In the first quarter, Acuity’s net sales increased 16% year over year, landing at $851 million. Adjusted earnings rose 13%, to $2.00 per share. Wall Street analysts were looking for earnings of roughly $2.16 per share, based on something like $895 million in top-line sales. The company fell far short of these estimates.
Acuity Chairman and CEO Vernon Nagel admitted that sales came in below expectations. Profit margins were also slimmer than planned as the company increased headcount to support sales of Tier 3 and Tier 4 products, which are related to Acuity’s Internet of Things ambitions.

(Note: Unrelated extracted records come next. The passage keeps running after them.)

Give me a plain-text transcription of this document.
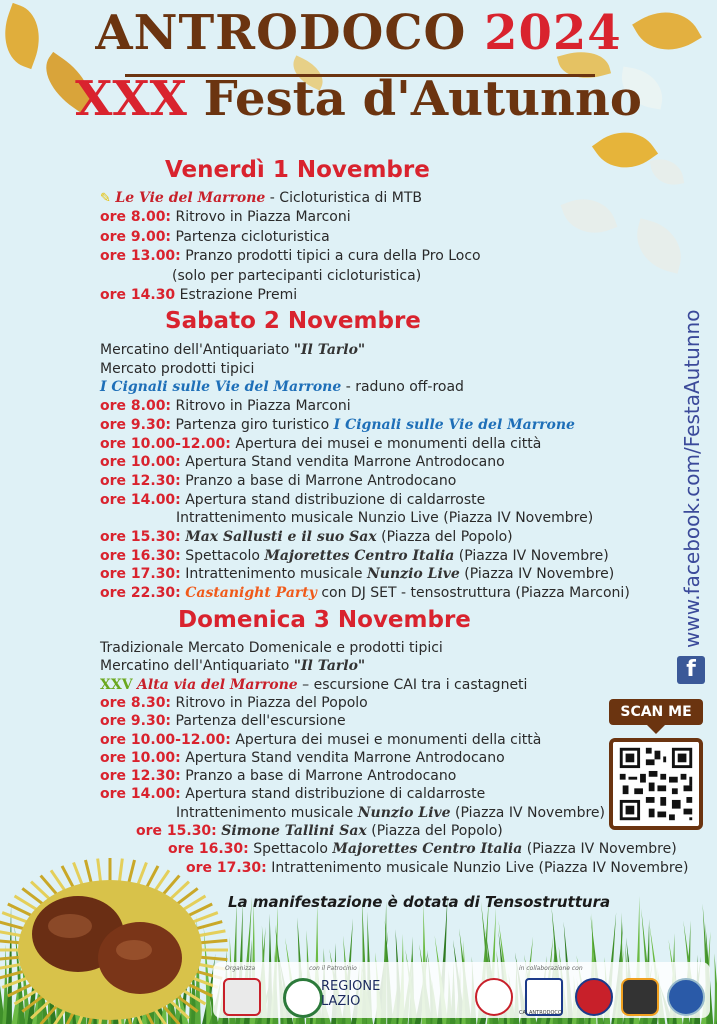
ANTRODOCO 2024
XXX Festa d'Autunno
Venerdì 1 Novembre
✎ Le Vie del Marrone - Cicloturistica di MTB
ore 8.00: Ritrovo in Piazza Marconi
ore 9.00: Partenza cicloturistica
ore 13.00: Pranzo prodotti tipici a cura della Pro Loco
(solo per partecipanti cicloturistica)
ore 14.30 Estrazione Premi
Sabato 2 Novembre
Mercatino dell'Antiquariato "Il Tarlo"
Mercato prodotti tipici
I Cignali sulle Vie del Marrone - raduno off-road
ore 8.00: Ritrovo in Piazza Marconi
ore 9.30: Partenza giro turistico I Cignali sulle Vie del Marrone
ore 10.00-12.00: Apertura dei musei e monumenti della città
ore 10.00: Apertura Stand vendita Marrone Antrodocano
ore 12.30: Pranzo a base di Marrone Antrodocano
ore 14.00: Apertura stand distribuzione di caldarroste
Intrattenimento musicale Nunzio Live (Piazza IV Novembre)
ore 15.30: Max Sallusti e il suo Sax (Piazza del Popolo)
ore 16.30: Spettacolo Majorettes Centro Italia (Piazza IV Novembre)
ore 17.30: Intrattenimento musicale Nunzio Live (Piazza IV Novembre)
ore 22.30: Castanight Party con DJ SET - tensostruttura (Piazza Marconi)
Domenica 3 Novembre
Tradizionale Mercato Domenicale e prodotti tipici
Mercatino dell'Antiquariato "Il Tarlo"
XXV Alta via del Marrone – escursione CAI tra i castagneti
ore 8.30: Ritrovo in Piazza del Popolo
ore 9.30: Partenza dell'escursione
ore 10.00-12.00: Apertura dei musei e monumenti della città
ore 10.00: Apertura Stand vendita Marrone Antrodocano
ore 12.30: Pranzo a base di Marrone Antrodocano
ore 14.00: Apertura stand distribuzione di caldarroste
Intrattenimento musicale Nunzio Live (Piazza IV Novembre)
ore 15.30: Simone Tallini Sax (Piazza del Popolo)
ore 16.30: Spettacolo Majorettes Centro Italia (Piazza IV Novembre)
ore 17.30: Intrattenimento musicale Nunzio Live (Piazza IV Novembre)
www.facebook.com/FestaAutunno
f
SCAN ME
La manifestazione è dotata di Tensostruttura
Organizza	con il Patrocinio	in collaborazione con
REGIONE
LAZIO
CAI ANTRODOCO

“All in all, we had a solid quarter given market conditions,” Nagel wrote in a prepared statement. “We believe the softness in demand over the last quarter or so was due to temporary circumstances that for the most part have passed; however, some softness could linger into the second quarter.”
From where I sit, this sounds like a minor speed bump in front of an otherwise convincing long-term growth strategy. If you’re not buying Acuity on this tempting dip, the stock most certainly belongs on your watch list for promising growth stocks in the tech sector.